Arguments Against the Recall
If the recall succeeds, whoever gets the most votes immediately takes office as the new governor. If the voter turnout is low, and it probably will be, particularly in a special election, a very small percentage of the electorate could chose the governor. If the recall is successful, we could see the same tit-for-tat that we now experience in the selection of federal judges. Republican Governors Reagan, Deukmejian, and Wilson all either increased spending, increased taxes, or both. The political instability resulting from the recall effort is damaging California’s credit rating, increasing borrowing costs, and exacerbating the fiscal crisis. The recall is part of a national Republican strategy to gain power by bypassing the normal election system. This is exactly what Republicans did in Florida in 2000, and now they are trying to do it in California in 2003. Voters would choose from a potentially long list of candidates, and only a plurality of votes would be required to win. Because nothing limits the number of candidates who may appear on the ballot, a candidate could win with only a few percentage points. Replacing a legitimately and recently re-elected governor with a candidate who wins by only a small fraction of the vote is not in the democratic tradition, especially when the governor faces no allegations of genuine malfeasance or criminality. We should not encourage a wealthy, opportunistic, and far too ambitious politician to overturn a fair election.

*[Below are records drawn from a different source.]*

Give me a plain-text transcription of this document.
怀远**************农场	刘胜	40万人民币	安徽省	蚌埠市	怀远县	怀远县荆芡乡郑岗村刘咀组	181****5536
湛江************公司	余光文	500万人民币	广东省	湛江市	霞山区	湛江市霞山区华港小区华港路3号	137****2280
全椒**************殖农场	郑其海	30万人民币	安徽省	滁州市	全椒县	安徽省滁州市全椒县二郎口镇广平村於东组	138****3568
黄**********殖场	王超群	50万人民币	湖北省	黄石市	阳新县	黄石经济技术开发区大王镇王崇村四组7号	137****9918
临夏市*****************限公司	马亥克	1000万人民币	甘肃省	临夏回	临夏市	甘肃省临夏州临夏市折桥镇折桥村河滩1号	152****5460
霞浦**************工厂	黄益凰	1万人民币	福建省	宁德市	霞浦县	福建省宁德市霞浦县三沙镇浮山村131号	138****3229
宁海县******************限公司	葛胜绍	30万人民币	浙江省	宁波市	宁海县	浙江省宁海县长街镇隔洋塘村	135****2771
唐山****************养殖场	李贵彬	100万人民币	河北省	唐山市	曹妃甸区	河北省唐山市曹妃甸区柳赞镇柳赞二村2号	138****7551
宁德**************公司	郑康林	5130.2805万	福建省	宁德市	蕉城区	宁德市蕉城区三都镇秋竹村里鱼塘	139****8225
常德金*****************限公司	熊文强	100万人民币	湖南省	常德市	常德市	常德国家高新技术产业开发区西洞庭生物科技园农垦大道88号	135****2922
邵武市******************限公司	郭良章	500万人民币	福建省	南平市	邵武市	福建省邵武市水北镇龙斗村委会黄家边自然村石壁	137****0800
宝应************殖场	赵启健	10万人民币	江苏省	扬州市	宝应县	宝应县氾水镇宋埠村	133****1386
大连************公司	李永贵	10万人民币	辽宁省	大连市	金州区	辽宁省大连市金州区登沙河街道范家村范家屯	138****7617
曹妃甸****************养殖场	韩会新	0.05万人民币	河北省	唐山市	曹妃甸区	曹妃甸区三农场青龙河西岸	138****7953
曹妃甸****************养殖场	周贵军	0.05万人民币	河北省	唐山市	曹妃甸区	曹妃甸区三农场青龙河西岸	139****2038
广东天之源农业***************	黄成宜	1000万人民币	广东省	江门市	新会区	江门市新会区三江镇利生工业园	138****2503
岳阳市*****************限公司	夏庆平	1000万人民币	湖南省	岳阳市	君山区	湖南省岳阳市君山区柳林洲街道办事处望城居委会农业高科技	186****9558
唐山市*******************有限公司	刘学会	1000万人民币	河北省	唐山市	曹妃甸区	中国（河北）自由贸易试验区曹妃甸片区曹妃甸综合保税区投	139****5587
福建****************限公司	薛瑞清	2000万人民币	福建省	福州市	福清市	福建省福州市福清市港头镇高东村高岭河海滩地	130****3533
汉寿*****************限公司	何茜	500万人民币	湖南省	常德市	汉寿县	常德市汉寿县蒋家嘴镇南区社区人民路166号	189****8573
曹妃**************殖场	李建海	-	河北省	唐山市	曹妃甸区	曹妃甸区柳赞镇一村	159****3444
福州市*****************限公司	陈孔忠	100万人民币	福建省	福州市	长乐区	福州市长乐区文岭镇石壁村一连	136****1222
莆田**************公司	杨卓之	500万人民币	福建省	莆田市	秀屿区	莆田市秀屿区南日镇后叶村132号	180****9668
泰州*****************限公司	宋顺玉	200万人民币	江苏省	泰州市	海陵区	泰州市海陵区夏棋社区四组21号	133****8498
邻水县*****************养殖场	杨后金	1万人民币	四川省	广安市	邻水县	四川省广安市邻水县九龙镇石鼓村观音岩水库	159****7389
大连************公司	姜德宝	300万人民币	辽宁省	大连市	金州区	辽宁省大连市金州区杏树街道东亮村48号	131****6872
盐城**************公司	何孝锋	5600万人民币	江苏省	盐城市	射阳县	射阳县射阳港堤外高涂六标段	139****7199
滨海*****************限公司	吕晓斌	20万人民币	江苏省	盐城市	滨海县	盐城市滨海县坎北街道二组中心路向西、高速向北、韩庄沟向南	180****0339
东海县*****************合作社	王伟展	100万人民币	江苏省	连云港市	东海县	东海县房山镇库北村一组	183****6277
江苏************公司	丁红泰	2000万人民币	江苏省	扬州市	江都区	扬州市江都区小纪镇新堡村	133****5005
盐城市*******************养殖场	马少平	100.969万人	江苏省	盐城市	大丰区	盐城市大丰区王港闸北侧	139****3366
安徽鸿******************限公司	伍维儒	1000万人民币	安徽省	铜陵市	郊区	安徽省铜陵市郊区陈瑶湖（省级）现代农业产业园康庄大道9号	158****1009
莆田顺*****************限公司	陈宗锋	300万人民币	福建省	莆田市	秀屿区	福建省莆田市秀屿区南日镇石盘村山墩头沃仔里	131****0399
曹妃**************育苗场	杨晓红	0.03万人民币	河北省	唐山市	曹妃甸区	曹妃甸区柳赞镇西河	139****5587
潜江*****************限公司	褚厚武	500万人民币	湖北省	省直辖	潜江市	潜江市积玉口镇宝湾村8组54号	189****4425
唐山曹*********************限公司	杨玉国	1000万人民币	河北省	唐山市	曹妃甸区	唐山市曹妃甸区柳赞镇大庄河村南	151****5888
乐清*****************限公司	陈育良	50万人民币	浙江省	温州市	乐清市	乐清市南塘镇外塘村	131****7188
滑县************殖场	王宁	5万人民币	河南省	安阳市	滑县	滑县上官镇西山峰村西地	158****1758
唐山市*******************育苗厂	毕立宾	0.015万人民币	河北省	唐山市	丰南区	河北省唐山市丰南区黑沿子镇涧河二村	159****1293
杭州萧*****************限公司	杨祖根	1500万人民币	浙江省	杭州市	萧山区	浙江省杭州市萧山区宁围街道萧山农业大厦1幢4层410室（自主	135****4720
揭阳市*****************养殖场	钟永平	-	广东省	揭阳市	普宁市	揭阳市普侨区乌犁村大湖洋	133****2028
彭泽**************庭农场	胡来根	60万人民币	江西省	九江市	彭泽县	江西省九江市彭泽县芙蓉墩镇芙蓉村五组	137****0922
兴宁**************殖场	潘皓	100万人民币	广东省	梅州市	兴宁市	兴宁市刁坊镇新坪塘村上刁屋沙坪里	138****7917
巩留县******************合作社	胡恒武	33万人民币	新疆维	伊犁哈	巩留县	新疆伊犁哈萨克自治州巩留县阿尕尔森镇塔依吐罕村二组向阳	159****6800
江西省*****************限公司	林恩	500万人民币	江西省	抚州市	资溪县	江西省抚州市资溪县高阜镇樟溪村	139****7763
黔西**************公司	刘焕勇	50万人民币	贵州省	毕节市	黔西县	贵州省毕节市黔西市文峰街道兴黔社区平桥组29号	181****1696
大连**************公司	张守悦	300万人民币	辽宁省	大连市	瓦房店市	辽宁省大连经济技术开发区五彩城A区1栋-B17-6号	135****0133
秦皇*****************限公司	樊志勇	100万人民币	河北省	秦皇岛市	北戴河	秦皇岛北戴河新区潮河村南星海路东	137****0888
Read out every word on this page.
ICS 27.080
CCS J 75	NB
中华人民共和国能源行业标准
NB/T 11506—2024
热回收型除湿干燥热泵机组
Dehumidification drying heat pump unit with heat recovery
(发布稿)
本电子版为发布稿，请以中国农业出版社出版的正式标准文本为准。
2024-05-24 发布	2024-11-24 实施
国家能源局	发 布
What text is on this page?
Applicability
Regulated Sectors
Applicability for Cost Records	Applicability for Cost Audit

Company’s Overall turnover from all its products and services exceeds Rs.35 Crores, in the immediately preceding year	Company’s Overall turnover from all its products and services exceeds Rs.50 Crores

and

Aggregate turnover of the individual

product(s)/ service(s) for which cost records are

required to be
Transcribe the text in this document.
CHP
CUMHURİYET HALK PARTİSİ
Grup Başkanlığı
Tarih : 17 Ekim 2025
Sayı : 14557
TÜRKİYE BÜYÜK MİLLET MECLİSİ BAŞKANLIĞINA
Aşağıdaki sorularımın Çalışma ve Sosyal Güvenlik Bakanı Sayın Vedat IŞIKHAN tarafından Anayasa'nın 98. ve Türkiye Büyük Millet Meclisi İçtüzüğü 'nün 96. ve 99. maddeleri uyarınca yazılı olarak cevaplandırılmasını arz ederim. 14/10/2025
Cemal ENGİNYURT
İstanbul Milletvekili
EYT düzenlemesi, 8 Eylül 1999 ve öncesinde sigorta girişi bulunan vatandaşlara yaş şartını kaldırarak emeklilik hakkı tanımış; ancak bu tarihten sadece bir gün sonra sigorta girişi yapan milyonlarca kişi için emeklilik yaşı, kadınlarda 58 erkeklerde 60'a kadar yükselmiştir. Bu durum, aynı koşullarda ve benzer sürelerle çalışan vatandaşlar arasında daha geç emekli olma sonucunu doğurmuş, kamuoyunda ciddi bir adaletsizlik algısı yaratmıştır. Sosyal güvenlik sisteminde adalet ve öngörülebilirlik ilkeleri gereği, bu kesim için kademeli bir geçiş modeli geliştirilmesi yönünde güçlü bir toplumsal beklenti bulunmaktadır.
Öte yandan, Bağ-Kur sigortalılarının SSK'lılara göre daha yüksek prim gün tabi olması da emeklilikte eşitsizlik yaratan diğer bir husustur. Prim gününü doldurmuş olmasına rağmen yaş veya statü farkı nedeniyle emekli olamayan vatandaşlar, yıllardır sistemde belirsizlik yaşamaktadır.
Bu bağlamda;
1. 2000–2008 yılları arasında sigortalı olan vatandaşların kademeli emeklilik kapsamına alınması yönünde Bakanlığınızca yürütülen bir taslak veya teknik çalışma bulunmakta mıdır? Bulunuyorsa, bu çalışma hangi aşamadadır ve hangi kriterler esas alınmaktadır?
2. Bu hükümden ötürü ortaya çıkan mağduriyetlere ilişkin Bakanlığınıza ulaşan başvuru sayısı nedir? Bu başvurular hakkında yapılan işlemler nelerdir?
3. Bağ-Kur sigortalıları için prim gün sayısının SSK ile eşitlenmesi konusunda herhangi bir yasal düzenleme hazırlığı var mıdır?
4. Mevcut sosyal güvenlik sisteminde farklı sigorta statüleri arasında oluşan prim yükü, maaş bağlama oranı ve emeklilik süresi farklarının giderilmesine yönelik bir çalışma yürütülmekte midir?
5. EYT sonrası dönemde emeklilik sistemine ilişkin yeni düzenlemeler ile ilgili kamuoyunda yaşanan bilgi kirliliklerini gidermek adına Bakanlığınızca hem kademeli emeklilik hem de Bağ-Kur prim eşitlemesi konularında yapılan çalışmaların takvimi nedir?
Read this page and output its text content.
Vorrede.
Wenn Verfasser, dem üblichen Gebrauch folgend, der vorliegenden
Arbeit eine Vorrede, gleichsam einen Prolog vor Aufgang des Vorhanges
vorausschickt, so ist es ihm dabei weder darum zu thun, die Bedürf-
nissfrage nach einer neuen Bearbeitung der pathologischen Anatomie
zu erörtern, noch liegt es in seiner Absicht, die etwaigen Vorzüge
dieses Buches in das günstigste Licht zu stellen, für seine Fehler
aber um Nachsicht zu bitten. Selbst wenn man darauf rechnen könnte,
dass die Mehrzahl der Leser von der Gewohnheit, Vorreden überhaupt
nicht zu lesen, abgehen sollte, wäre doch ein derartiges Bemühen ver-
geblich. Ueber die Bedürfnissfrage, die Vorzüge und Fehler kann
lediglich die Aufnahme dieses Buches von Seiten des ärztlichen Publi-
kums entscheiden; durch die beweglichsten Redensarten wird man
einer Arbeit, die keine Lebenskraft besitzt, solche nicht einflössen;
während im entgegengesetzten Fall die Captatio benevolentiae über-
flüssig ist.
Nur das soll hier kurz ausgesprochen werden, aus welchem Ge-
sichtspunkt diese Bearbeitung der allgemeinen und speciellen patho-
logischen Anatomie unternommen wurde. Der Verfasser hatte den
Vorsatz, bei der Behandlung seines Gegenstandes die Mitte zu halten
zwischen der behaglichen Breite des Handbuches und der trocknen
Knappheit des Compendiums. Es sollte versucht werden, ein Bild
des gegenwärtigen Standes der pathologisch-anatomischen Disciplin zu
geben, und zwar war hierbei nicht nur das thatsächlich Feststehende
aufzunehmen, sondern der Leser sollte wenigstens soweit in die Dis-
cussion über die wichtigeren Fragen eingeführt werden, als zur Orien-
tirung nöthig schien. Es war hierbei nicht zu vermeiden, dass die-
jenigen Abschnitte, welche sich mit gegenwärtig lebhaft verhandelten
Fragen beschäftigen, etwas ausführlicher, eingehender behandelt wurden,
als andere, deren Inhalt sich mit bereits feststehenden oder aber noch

Money already plays too great a role in politics. Using the recall against an elected official simply because you do not like him is unfair and dangerous. During the boom of the 90’s, many Republican legislators voted in favor of budgets that raised spending. And many also sought expensive new projects for their districts.
It is the nationwide recession, encouraged by Bush’s profligate spending and outrageous tax cuts for the wealthy, that must share the blame for fiscal woes that have left all but three states with big deficits. Some of these tapped-out states even have a Republican in the statehouse and Republicans dominating the legislature.